Het Origins Center heeft een Onderzoeksagenda opgesteld die twaalf belangrijke historische gebeurtenissen en hun onderlinge samenhang in beeld brengt. Met deze Onderzoeksagenda in de hand doen we in Nederland baanbrekend onderzoek dat leidt tot internationaal opmerkelijke resultaten.
De vorming en vroege evolutie van aarde-achtige planeten en manen
Onderzoekers zijn het erover eens dat het leven dat wij kennen op aarde is ontstaan. Voordat het leven ontstond was er een wereld nodig met water, een beschermende atmosfeer en voldoende energie.
Het ontstaan van de juiste omstandigheden die leven mogelijk maken
De eerste anderhalf miljard jaar waren cruciaal voor het ontstaan van leven. Verwering, sedimentatie, vulkanisme en wellicht het ontstaan van platentektoniek hebben geleid tot de juiste omstandigheden voor leven om te ontstaan.
Het ontstaan van relevante moleculen voor het leven
Het leven ontwikkelde zich rond bepaalde groepen mineralen en moleculen, zoals koolwaterstoffen. Maar met welke begon het precies en waarom? Waren deze stoffen voor handen in de oceanen – de oersoep? Waarom ontstonden ze?
Zelfreplicatie, metabolisme en compartimentering zijn de kern van de definitie van “leven”. Levende systemen kunnen zichzelf kopiëren, energie en materie omzetten, en ze schermen zich af van hun omgeving. Ook is beweging van groot belang. Deze levensechte functies verschenen mogelijk al in een levenloze omgeving.
Evolutie volgens Darwin is een continue cyclus van replicatie en daarbij optredende mutaties. Foutjes tijdens de replicatie geven een systeem onbedoeld effectievere of minder effectieve eigenschappen. Sommige eigenschappen blijven behouden, andere verdwijnen. Door deze selectie zullen individuele systemen ontstaan die nieuwe eigenschappen en functies hebben.
Op een gegeven moment is de chemie overgegaan in biologie. Wellicht ontwikkelde een chemisch bolletje zich tot een oercel met eigenschappen van leven. Of ontwikkelden de eigenschappen van leven zich juist in een gesteenteporie? Hoe kwamen alle processen bij elkaar die tot leven leidden?
Het leven wordt bepaald door de omgeving waarin het zich bevindt, zowel het lokale milieu, als de hele planeet. Maar het leven heeft ook grote invloed op lokale milieus en zelfs de werking van de planeet.
Het ontstaan van complexe relaties tussen mutaties (genotype) en het effecten daarvan op het leven (fenotype)
De scheiding tussen genotype en fenotype markeert een belangrijke fase in de ontwikkeling van het leven. Het geeft evolutie meer mogelijkheden met behulp van mutaties en omgevingsfactoren om uitvindingen te doen.
Alle levensvormen die we nu kennen hebben in wezen dezelfde biochemie, gebaseerd op DNA, RNA en een grote groep eiwitten. Maar waarom die? Er zijn vele andere sets van eiwitmoleculen denkbaar die niet gebruikt worden. Hoe komt dat?

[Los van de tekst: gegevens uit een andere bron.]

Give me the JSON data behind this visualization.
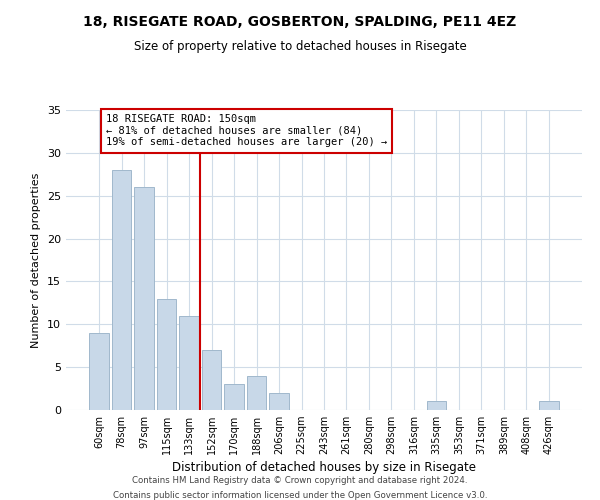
{
  "title1": "18, RISEGATE ROAD, GOSBERTON, SPALDING, PE11 4EZ",
  "title2": "Size of property relative to detached houses in Risegate",
  "xlabel": "Distribution of detached houses by size in Risegate",
  "ylabel": "Number of detached properties",
  "bin_labels": [
    "60sqm",
    "78sqm",
    "97sqm",
    "115sqm",
    "133sqm",
    "152sqm",
    "170sqm",
    "188sqm",
    "206sqm",
    "225sqm",
    "243sqm",
    "261sqm",
    "280sqm",
    "298sqm",
    "316sqm",
    "335sqm",
    "353sqm",
    "371sqm",
    "389sqm",
    "408sqm",
    "426sqm"
  ],
  "bar_heights": [
    9,
    28,
    26,
    13,
    11,
    7,
    3,
    4,
    2,
    0,
    0,
    0,
    0,
    0,
    0,
    1,
    0,
    0,
    0,
    0,
    1
  ],
  "bar_color": "#c8d8e8",
  "bar_edge_color": "#a0b8cc",
  "vline_index": 5,
  "vline_color": "#cc0000",
  "annotation_title": "18 RISEGATE ROAD: 150sqm",
  "annotation_line1": "← 81% of detached houses are smaller (84)",
  "annotation_line2": "19% of semi-detached houses are larger (20) →",
  "annotation_box_color": "#ffffff",
  "annotation_box_edge_color": "#cc0000",
  "ylim": [
    0,
    35
  ],
  "yticks": [
    0,
    5,
    10,
    15,
    20,
    25,
    30,
    35
  ],
  "grid_color": "#d0dce8",
  "footer1": "Contains HM Land Registry data © Crown copyright and database right 2024.",
  "footer2": "Contains public sector information licensed under the Open Government Licence v3.0."
}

De eerste levende cellen noemen we prokaryoten. Ze hebben geen celkern, dus het oer-DNA zweeft gewoon los in de cel. Wat waren de stappen die leidden tot zo’n eerste, levende oercel op? En hoe functioneerde die oercel precies?
Uit de enorme verscheidenheid van oercellen (prokaryoten) is waarschijnlijk één keer een eukaryotische cel ontstaan. Die cel had een aparte celkern en ook andere organellen, zoals mitochondriën die de celademhaling regelt. Deze ene cel is de voorouder van al het leven dat we om ons heen kunnen zien: bomen, planten, insecten, dieren en dus ook wij mensen.
In meercellig leven geven cellen hun autonomie geheel of gedeeltelijk op door deel uit te maken van een groter organisme. Hoe komen cellen zover? Hebben ze daar baat bij? En hoe kan het dat de samenwerkingsvorm de nieuwe eenheid wordt die zich repliceert en evolueert?